[mdlug] Version control: tools and training
Dr. Robert Meier
list1c30fe42 at bellsouth.net
Tue Feb 21 12:13:54 EST 2017
Dave,
Version control is a wide field.
This is a first summary.
Further details will follow.
Your response beforehand will help direct details.
There are many proprietary tools available for industrial software
management.
My experience has been mostly with IBM Rational (in the 90s
called Smart) and I can recommend it for its ease-of-configuration,
line-level resolution, support of plug-ins/custom scripts.
There are many open source tools available for industrial software
management.
My experience has been mostly with svn, git, and cvs.
I can recommend all of the above especially:
svn - centrally mastered with support for field-editing
git - distributed master with support (via svn bridge)
for central control
cvs - centrally mastered, scriptable, with svn interface
There are two basic divisions for version control and nearly all
tools support both, but usually are heavily biased toward one side.
The better tools (including those named above) will interface
(e.g. via bridge, virtual agent, ...) seamlessly with their
opposite number.
1. (svn, rational)
central master - One host has the master copy of all files.
editing - files are "checked out" for editing
usu. each file can be simultaneously checked out by
only one user
better tools (rational, svn) support "merging"
when two editors conflict
branches - identify SEQUENCES of fileset changes
labels - identify STATES of fileset changes
security - central reading and writing restrictions
2. (git)
distributed master - Each file master may be on different host.
editing - files are copied (individually or en-masse) for edit
security - separate from revision (since file master is mutable)

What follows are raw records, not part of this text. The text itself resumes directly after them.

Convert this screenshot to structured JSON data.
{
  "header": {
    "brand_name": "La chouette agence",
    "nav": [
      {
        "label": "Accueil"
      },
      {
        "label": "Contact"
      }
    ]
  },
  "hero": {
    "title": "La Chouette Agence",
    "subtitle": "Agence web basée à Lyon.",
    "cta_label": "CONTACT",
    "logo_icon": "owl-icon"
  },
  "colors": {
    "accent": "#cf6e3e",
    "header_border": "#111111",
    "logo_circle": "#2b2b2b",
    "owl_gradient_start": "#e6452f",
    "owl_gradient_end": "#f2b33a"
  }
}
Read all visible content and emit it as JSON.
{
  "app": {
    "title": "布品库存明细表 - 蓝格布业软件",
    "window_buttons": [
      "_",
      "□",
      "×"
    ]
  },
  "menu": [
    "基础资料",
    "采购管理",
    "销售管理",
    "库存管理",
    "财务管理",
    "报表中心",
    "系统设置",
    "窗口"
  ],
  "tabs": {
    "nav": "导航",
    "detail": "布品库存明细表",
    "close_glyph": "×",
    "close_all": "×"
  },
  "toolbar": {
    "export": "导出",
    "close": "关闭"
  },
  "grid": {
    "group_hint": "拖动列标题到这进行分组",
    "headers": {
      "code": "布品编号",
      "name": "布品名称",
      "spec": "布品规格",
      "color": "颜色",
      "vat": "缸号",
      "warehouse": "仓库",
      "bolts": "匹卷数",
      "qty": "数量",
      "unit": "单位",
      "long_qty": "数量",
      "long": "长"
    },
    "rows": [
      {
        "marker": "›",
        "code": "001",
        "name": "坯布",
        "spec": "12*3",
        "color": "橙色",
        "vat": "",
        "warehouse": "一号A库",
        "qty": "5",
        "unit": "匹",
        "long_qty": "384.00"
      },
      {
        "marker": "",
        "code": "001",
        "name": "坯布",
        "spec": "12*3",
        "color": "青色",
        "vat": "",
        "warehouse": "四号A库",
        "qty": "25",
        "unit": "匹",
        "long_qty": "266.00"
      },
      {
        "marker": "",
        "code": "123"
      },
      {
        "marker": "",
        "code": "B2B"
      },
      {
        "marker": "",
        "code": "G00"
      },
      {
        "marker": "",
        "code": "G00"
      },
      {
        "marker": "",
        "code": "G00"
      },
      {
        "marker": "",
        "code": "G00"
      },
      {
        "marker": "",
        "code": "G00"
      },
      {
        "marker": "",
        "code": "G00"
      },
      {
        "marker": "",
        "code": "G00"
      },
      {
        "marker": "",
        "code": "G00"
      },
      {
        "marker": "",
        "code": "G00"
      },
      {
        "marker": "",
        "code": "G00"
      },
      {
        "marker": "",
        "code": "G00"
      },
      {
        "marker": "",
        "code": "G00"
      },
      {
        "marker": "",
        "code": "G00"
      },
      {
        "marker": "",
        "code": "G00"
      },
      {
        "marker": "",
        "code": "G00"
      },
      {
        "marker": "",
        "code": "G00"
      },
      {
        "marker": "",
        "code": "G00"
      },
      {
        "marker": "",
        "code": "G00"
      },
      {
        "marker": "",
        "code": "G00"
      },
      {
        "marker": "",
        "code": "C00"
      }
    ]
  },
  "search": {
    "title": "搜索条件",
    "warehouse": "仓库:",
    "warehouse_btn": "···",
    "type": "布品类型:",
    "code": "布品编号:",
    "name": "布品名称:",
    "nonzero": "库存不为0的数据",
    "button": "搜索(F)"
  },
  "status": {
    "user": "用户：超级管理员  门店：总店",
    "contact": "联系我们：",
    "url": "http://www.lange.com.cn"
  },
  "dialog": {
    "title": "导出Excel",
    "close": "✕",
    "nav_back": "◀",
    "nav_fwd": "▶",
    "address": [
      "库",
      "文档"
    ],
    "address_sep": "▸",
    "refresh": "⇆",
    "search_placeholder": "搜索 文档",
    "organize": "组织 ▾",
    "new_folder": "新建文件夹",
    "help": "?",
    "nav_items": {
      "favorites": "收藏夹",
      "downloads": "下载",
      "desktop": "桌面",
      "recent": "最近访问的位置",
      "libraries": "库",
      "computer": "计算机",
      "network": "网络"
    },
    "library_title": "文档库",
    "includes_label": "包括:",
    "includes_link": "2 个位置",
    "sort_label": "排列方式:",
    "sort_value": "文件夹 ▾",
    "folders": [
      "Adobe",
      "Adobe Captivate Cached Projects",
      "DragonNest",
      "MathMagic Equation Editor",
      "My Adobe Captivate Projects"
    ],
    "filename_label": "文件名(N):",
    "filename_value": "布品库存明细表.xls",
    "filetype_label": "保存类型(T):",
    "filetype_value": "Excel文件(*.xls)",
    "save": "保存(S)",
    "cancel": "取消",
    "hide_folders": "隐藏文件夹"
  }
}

usu. rules applied to pulls toward "master" host
temporary repo - contain SEQUENCES of fileset changes
archive repo - contain STATES of fileset changes
Training is available online for both approaches.
Hopefully helpful,
--
Bob
On 02/21/2017 08:34 AM, Dave McMillan wrote:
>
> This... is going to be rather off-topic, but this is the most
> likely group I know of to ask about this.
>
> I work for a Detroit-area industrial-automation company that's
> never really been a software development house, but now finds itself
> becoming one unexpectedly. So I've been tasked with finding a way to
> bring us into the 21st century. :-\
>
> So, I have a small group of "developers" that are essentially
> self-taught, and have spent their careers doing mostly one-off software
> projects and managing their own versions and backups independently (if
> at all), often mostly inside their heads. Plus a larger number of
> "debuggers" that have less programming skill, but get much more time on
> the active machines, who will be the people who do most of the
> bug-finding and reporting, and installing/testing updates and bugfixes
> pushed out by the developers. And customers that want levels of
> traceability and documentation that, frankly, we've *never* done.
>
> Just to ice the cake, this being industrial automation means that a
> lot of our source code is tied up in proprietary languages that are
> recorded in proprietary binary formats and not generally accessible by
> 3rd-party tools like (for example) git. So I'm in the position of
> possibly being forced to maintain an entire *ecosystem* of different
> version-control systems with brand-specific branches for different
> pieces of equipment.
>
> And did I mention that while *some* software has to be
> centrally-controlled, other parts of the *same* software have to be
> field-editable on a machine-by-machine basis? And I have to track *all*
> of that.
>
> So, right now, my biggest concern is less the *tools,* than the
> *training.* Whatever tool (or tool set) we end up choosing (and there
> I'm at the mercy of the beancounters), I think my *bigger* problem is
> the total lack of any in-house *culture* for version control,
> multi-person developer/debug teams, and obsessive
> tracking/documentation/etc. And I, frankly, am just as clueless. So,
> I'll put it to people who (hopefully) know more about this kind of thing
> than I do: where do I *start*? Are there training programs, or
> certification courses, or even just a *really good* O'Reilly book that I
> can use to get myself off square one? And does anyone know of any sort
> of training curriculum for bringing this sort of cultural shift into an
> existing "herd of cats" development team?